Coordonnez les rôles de chacun des membres de votre équipe et de vos conseils extérieurs.

Préparer et adapter la négociation

Déterminez les limites (temps/montants, etc.) au-delà duquel la négociation avec l’autre ne présente plus d’intérêt pour vous. Connaître les outils utilisés en négociation facilite cet exercice.

Décidez de la meilleure stratégie pour l’entreprise. Chaque partie doit réfléchir à ce qu'elle veut dire à l'autre partie en médiation, à ce qu'elle veut réserver au seul médiateur en réunion séparée ou, au contraire, à ce qu'elle ne veut pas ou ne peut pas dire à l’autre partie. Vous pouvez également établir une liste de questions à poser ou faire poser à l'autre partie. Adaptez votre stratégie de négociation.

Vérifier les termes de confidentialité applicable

La préparation vous donne également l'occasion de réfléchir aux informations et documents à mettre sur la « table de médiation » et de décider de leur mode de communication (confidentiel ou non) ; veillez à vérifier les termes de confidentialité applicable. C’est un véritable enjeu, en particulier dans les médiations internationales.
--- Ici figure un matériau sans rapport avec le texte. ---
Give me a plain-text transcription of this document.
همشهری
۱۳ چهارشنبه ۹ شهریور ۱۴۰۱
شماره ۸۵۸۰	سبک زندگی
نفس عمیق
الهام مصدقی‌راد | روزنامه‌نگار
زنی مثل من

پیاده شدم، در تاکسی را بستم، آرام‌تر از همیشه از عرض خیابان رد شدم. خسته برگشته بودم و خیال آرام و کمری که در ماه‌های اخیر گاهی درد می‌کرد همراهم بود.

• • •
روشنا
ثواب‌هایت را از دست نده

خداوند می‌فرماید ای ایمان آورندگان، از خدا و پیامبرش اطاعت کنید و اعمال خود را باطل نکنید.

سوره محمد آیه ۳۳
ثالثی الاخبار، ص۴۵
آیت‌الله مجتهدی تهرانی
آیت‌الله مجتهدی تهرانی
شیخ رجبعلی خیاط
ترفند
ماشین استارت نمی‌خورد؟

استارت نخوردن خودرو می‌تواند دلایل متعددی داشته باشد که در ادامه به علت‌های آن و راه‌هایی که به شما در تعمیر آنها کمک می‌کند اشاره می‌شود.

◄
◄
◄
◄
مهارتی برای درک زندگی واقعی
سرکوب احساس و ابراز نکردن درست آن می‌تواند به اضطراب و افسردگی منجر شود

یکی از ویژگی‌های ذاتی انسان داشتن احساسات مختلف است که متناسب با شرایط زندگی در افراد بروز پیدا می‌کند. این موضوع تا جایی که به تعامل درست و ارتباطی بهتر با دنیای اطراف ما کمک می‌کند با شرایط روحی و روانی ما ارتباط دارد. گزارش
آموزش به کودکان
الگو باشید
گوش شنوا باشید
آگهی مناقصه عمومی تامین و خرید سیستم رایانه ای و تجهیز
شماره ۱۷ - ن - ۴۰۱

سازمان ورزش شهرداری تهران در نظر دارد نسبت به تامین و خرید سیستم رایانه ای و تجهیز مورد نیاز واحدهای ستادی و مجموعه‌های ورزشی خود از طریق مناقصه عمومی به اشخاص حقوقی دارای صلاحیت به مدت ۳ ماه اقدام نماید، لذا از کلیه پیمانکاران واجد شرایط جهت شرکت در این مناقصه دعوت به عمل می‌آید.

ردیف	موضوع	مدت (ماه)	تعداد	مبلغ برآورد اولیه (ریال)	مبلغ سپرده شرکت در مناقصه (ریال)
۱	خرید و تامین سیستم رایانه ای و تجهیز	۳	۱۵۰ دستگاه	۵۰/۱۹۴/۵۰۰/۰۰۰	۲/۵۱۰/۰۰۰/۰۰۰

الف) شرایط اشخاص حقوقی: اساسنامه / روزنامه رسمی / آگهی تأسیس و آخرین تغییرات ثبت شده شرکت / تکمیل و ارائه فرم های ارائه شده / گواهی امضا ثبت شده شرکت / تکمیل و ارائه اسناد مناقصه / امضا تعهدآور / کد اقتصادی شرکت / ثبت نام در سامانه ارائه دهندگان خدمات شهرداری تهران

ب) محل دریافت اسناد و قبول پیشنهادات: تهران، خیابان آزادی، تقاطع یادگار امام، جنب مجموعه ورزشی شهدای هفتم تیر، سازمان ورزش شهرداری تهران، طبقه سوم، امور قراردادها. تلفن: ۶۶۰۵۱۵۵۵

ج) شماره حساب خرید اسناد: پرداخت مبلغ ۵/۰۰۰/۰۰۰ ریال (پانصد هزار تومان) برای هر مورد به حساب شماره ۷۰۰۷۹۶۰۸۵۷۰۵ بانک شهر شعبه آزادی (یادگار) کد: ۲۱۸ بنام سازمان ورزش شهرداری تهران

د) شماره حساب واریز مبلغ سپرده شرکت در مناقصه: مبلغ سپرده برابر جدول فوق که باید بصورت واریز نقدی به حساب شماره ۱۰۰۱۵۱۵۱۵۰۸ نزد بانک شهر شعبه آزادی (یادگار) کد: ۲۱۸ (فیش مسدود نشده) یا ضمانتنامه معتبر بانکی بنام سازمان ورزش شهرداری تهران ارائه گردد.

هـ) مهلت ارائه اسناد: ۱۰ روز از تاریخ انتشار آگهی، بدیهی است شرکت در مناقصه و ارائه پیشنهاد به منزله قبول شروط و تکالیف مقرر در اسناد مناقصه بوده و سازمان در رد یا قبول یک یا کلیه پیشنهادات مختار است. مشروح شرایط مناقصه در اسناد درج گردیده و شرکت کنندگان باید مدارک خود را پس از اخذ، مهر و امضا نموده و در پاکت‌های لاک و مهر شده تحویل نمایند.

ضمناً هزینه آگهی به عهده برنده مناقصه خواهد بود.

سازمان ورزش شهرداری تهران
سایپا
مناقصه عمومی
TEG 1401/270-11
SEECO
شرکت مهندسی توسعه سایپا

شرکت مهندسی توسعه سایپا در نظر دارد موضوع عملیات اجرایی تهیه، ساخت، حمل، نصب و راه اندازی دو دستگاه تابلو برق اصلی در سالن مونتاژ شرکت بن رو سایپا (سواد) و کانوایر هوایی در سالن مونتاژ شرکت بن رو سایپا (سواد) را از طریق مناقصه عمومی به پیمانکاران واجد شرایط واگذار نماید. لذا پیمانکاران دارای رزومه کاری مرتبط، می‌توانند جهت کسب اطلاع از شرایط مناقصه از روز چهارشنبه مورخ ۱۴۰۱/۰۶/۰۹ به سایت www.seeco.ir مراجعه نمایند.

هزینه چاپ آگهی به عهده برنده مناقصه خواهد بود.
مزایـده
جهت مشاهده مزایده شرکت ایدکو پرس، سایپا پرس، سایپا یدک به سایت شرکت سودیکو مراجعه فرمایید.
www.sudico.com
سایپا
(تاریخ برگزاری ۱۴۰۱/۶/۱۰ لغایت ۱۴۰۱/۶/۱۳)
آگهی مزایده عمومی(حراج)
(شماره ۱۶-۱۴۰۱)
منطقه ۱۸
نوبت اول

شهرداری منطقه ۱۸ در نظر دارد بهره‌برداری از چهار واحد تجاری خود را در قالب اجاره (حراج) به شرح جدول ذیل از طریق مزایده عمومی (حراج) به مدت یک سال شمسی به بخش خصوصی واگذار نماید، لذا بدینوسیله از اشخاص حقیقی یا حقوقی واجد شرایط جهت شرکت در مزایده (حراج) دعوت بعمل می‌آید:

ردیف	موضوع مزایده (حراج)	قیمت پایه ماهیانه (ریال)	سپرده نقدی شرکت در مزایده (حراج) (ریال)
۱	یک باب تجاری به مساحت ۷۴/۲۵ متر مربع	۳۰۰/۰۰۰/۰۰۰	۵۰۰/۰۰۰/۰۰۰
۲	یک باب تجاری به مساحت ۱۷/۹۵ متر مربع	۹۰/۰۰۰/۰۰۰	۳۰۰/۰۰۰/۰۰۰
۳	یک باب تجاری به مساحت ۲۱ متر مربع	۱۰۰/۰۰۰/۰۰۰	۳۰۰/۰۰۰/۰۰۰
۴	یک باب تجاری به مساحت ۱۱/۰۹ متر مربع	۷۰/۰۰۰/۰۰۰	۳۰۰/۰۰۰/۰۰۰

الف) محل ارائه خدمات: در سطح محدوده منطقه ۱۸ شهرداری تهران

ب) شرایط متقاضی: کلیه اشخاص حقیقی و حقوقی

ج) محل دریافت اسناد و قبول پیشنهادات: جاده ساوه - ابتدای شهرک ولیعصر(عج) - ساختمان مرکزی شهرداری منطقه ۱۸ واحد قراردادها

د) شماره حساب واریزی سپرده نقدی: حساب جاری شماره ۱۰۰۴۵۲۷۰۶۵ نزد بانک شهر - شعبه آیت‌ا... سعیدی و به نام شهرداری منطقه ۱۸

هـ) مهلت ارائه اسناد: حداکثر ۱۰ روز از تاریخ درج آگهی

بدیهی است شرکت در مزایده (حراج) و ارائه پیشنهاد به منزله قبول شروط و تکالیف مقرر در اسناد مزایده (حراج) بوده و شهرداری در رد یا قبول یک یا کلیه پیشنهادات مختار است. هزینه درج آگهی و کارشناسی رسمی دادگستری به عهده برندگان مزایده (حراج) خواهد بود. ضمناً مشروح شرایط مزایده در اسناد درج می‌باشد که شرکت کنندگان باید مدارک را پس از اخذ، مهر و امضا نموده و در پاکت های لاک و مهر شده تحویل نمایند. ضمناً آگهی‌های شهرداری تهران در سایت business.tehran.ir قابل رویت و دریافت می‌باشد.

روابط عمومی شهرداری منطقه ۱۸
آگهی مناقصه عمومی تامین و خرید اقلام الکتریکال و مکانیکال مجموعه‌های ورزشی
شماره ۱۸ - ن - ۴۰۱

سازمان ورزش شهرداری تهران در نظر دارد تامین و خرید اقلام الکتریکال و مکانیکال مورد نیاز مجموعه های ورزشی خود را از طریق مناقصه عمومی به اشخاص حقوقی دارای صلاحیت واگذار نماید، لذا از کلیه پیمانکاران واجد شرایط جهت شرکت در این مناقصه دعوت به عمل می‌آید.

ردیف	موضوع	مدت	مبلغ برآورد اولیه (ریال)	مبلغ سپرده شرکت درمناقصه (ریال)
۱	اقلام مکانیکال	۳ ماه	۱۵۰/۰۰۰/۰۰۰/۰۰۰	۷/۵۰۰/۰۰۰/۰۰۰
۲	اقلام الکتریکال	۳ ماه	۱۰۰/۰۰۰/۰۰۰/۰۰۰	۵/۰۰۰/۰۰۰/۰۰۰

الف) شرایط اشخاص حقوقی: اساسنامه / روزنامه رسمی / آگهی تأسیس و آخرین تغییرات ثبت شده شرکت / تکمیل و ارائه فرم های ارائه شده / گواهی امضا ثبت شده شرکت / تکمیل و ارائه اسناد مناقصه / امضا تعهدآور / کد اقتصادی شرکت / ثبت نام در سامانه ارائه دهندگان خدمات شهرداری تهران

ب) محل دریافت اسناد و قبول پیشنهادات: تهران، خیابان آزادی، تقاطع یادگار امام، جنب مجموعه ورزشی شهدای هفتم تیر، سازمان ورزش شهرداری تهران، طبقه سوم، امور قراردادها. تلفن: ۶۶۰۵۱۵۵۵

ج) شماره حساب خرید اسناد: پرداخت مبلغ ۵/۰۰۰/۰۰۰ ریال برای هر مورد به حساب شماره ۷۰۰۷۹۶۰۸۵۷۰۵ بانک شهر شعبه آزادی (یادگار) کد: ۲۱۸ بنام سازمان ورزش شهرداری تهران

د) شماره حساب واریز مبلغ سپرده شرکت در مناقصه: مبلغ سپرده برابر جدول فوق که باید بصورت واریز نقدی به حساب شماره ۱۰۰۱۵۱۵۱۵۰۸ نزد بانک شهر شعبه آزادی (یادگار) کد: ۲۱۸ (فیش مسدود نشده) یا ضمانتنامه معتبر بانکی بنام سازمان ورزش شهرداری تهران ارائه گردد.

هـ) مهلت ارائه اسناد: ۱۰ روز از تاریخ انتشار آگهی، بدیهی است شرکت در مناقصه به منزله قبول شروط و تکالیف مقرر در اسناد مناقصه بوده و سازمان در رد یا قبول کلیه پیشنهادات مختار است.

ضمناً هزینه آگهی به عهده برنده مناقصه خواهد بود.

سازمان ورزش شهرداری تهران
Et n’hésitez pas, une fois ce travail fait, à informer le médiateur par une brève note sur le conflit mais aussi (et surtout) sur la manière dont vous pensez que vos intérêts seront le mieux servis dans le processus de médiation.

La médiation dans les dossiers liés aux opérations de fusions-acquisitions, dont les composantes sont à la fois financières, patrimoniales et humaines, est non seulement adaptée et efficace mais également une chance à saisir et exploiter, tant pour le vendeur que pour l’acheteur.